Le due grandi famiglie di attrezzature soggette a verifica periodica sono:
– ascensori e impianti di sollevamento
– apparecchi a pressione.

Le attrezzature in pressione del gruppo GVR sono classificate in:

Recipienti contenenti fluidi p> 0,5 bar,
Generatori di vapore d’acqua, di acqua surriscaldata,
Tubazioni contenenti gas, vapore e liquidi,
Generatori di calore (impianti di riscaldamento con P>116 kW),
Forni per industrie chimiche ed affini,
Insiemi (assemblaggi di attrezzature da parte di un costruttore certificati CE come insiemi – D. Lgs n.93/2000).

La normativa prevede inoltre che gli Apparecchi Semplici a Pressione ed i Recipienti Contenenti GPL del Gruppo GVR siano esclusi. Gli apparecchi semplici sono definiti dal D.L. 311/1991 e trattati nel DM 329/04, sebbene non fossero stati contemplati dalla Direttiva PED. Per essi si applicano i seguenti articoli:

l’art. 2.i – esclusione dalla applicazione del DM 329/04 per i recipienti aventi capacità inferiore a 25 litri oppure capacità inferiore a 50 litri e pressione non maggiore di 12 bar;
l’art. 5.c – esclusione dalla verifica di primo impianto per i recipienti aventi pressione di esercizio non maggiore di 12 bar e prodotto pressione per volume inferiore a 8000 bar x litro;
l’art 11.a – esclusione dall’obbligo della riqualificazione periodica per i recipienti aventi pressione non maggiore di 12 bar e prodotto pressione per volume non superiore a 12000 bar x litro e in assenza di corrosione interna o esterna.

Per quanto riguarda i Recipienti Contenenti GPL l’esonero è concesso dall’INAIL (art. 9 del D.M. 21/05/1974) LIMITATAMENTE alle verifiche di funzionamento biennali previste dall’art. 13 D.M. n. 329/2004. Rimane l’obbligo della verifica di integrità a cadenza decennale.

La disciplina degli esoneri è la seguente:

Decreto del Ministero per lo sviluppo economico, 29 febbraio 1988, “Norme di sicurezza per la progettazione l’installazione e l’esercizio dei depositi di gas di petrolio liquefatto con capacità complessiva non superiore a 5 mc” (G.U. 9 marzo 1988 n. 57);
Decreto del Ministero delle attività produttive, 23 settembre 2004 “Modifica del decreto del 29 febbraio 1988, recante norme di sicurezza per la progettazione, l’installazione e l’esercizio dei depositi di gas, di petrolio liquefatto con capacità complessiva non superiore a 5 m3 e adozione dello standard europeo EN 12818 per i serbatoi di gas di petrolio liquefatto di capacità inferiore a 13 m3. (G.U. Serie Generale n.243 del 15-10-2004).
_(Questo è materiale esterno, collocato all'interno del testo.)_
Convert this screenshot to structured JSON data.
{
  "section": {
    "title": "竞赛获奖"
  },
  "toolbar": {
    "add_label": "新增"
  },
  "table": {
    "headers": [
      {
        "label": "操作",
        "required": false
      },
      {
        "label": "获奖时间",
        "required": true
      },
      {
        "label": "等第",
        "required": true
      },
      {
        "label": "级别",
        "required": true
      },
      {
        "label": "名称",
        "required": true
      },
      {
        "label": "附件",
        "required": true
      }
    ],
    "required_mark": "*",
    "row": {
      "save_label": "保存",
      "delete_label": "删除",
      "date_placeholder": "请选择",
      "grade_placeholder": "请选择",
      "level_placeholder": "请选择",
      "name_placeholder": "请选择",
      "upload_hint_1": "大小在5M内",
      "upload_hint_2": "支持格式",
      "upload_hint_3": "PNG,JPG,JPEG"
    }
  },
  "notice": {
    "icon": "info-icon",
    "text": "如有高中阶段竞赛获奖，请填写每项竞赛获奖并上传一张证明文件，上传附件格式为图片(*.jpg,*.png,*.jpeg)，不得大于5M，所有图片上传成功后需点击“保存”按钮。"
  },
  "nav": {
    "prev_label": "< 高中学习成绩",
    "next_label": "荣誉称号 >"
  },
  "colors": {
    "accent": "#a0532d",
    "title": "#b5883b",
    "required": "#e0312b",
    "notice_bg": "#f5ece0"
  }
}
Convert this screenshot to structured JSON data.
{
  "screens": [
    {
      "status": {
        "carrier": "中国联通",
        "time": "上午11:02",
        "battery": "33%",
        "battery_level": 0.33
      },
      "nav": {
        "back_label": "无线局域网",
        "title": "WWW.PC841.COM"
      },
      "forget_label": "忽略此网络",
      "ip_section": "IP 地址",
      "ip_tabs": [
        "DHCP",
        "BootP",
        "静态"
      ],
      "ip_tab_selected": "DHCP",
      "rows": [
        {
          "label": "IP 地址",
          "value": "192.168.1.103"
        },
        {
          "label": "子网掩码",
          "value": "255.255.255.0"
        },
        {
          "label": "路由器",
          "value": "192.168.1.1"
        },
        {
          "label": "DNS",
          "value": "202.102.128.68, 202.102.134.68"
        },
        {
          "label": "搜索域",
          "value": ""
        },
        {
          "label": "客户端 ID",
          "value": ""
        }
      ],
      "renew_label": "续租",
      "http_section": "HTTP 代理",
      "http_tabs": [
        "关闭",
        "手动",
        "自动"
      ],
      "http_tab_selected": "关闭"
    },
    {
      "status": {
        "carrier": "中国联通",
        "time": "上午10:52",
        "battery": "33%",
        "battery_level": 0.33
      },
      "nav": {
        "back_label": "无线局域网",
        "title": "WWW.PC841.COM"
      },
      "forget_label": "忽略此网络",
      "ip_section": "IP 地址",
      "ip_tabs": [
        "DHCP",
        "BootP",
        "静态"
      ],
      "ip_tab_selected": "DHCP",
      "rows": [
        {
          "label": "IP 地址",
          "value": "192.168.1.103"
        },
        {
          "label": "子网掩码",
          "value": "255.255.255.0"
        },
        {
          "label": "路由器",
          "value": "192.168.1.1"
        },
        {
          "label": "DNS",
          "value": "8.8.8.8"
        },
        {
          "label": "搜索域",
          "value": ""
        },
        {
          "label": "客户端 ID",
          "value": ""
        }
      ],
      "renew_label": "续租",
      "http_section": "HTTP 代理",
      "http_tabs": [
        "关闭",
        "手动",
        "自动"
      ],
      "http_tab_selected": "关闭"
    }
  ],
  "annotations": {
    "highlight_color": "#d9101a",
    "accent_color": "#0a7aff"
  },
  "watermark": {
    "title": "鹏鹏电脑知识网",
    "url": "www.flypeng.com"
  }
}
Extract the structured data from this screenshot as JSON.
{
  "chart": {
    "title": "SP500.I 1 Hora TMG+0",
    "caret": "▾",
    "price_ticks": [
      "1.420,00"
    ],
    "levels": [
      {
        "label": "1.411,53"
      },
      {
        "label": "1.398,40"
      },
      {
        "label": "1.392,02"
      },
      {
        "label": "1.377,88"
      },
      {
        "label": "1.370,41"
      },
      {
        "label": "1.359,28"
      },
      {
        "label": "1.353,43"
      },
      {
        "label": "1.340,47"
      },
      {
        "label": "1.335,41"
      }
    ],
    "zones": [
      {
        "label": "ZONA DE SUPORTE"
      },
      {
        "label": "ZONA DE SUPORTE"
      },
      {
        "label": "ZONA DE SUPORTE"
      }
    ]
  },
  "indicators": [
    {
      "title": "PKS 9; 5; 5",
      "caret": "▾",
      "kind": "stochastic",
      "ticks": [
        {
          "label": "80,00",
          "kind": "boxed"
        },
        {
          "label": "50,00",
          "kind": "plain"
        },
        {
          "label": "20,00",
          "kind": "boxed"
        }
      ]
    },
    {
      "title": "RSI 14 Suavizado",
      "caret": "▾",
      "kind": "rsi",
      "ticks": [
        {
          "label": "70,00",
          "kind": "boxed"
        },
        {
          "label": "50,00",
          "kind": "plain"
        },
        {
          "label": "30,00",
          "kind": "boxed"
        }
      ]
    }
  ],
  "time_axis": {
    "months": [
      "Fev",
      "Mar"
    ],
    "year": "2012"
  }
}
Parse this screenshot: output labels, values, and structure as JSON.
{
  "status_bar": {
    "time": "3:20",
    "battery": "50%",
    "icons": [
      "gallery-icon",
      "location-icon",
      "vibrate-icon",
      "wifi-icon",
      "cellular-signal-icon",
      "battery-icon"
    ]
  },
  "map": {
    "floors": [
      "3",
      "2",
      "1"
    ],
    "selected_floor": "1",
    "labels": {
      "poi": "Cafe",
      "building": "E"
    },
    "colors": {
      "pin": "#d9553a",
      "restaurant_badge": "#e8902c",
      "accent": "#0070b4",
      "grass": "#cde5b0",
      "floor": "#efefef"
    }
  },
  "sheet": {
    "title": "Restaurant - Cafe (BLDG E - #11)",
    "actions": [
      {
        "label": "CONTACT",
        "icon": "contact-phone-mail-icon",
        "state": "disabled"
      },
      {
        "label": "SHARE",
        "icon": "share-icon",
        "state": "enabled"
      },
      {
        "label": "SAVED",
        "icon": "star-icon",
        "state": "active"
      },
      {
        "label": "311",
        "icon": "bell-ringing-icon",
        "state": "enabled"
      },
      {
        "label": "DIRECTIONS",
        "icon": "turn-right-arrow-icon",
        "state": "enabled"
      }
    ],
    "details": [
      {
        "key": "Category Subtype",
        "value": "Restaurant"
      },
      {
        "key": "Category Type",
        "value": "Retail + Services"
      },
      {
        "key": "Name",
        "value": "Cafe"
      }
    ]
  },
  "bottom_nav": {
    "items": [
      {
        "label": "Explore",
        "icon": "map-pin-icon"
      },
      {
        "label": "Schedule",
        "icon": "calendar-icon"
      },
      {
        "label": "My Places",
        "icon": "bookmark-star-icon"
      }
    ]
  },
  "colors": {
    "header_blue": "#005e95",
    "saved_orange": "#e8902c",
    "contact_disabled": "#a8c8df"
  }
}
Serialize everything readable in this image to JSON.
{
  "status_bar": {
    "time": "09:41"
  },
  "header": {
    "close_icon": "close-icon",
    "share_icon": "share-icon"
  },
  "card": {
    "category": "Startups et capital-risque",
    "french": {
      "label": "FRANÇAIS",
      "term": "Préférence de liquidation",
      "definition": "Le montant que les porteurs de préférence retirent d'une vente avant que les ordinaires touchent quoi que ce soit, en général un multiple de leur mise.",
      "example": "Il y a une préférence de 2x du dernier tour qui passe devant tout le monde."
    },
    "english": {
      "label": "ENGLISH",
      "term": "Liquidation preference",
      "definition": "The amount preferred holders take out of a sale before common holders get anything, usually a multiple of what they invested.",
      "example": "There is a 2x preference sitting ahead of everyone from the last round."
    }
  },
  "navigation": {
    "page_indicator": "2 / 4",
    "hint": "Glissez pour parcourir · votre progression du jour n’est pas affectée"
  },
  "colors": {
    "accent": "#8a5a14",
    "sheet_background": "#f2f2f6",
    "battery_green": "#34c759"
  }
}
A riguardo degli apparecchi a pressione la norma recita “la S.S. Verifiche Apparecchi a Pressione effettua le verifiche periodiche di apparecchi/insiemi a pressione (generatori di vapore, recipienti di vapore, recipienti di gas etc…) in conformità alle disposizioni del D.Lgs. 81/08, del D.M. 329/04, del Regio Decreto 12.5.1927 n.824 e s.m.i. e verifica gli impianti termici ad acqua calda con temperatura di esercizio non superiore a quella di ebollizione alla pressione atmosferica, secondo quanto disposto nel D.M. 1.12.1975”.
Per quanto riguarda la titolarità delle verifiche periodiche delle attrezzature di lavoro successive alla prima, con riferimento alle modifiche al Decreto 81 dovute alla Legge n. 98/2013 di conversione del D. L. n. 69/2013 è utile riportare l’attuale comma 11 e 12 dell’art. 71 del D.Lgs. 81/2008:

11. Oltre a quanto previsto dal comma 8, il datore di lavoro sottopone le attrezzature di lavoro riportate nell’ALLEGATO VII a verifiche periodiche volte a valutarne l’effettivo stato di conservazione e di efficienza ai fini di sicurezza, con la frequenza indicata nel medesimo ALLEGATO. Per la prima verifica il datore di lavoro si avvale dell’INAIL, che vi provvede nel termine di quarantacinque giorni dalla richiesta. Una volta decorso inutilmente il termine di quarantacinque giorni sopra indicato, il datore di lavoro può avvalersi, a propria scelta, di altri soggetti pubblici o privati abilitati secondo le modalità di cui al comma 13. Le successive verifiche sono effettuate su libera scelta del datore di lavoro dalle ASL o, ove ciò sia previsto con legge regionale, dall’ARPA, o da soggetti pubblici o privati abilitati che vi provvedono secondo le modalità di cui al comma 13. Per l’effettuazione delle verifiche l’INAIL può avvalersi del supporto di soggetti pubblici o privati abilitati. I verbali redatti all’esito delle verifiche di cui al presente comma devono essere conservati e tenuti a disposizione dell’organo di vigilanza. Le verifiche di cui al presente comma sono effettuate a titolo oneroso e le spese per la loro effettuazione sono poste a carico del datore di lavoro.
12. Per l’effettuazione delle verifiche di cui al comma 11, le ASL e l’ISPESL possono avvalersi del supporto di soggetti pubblici o privati abilitati. I soggetti privati abilitati acquistano la qualifica di incaricati di pubblico servizio e rispondono direttamente alla struttura pubblica titolare della funzione.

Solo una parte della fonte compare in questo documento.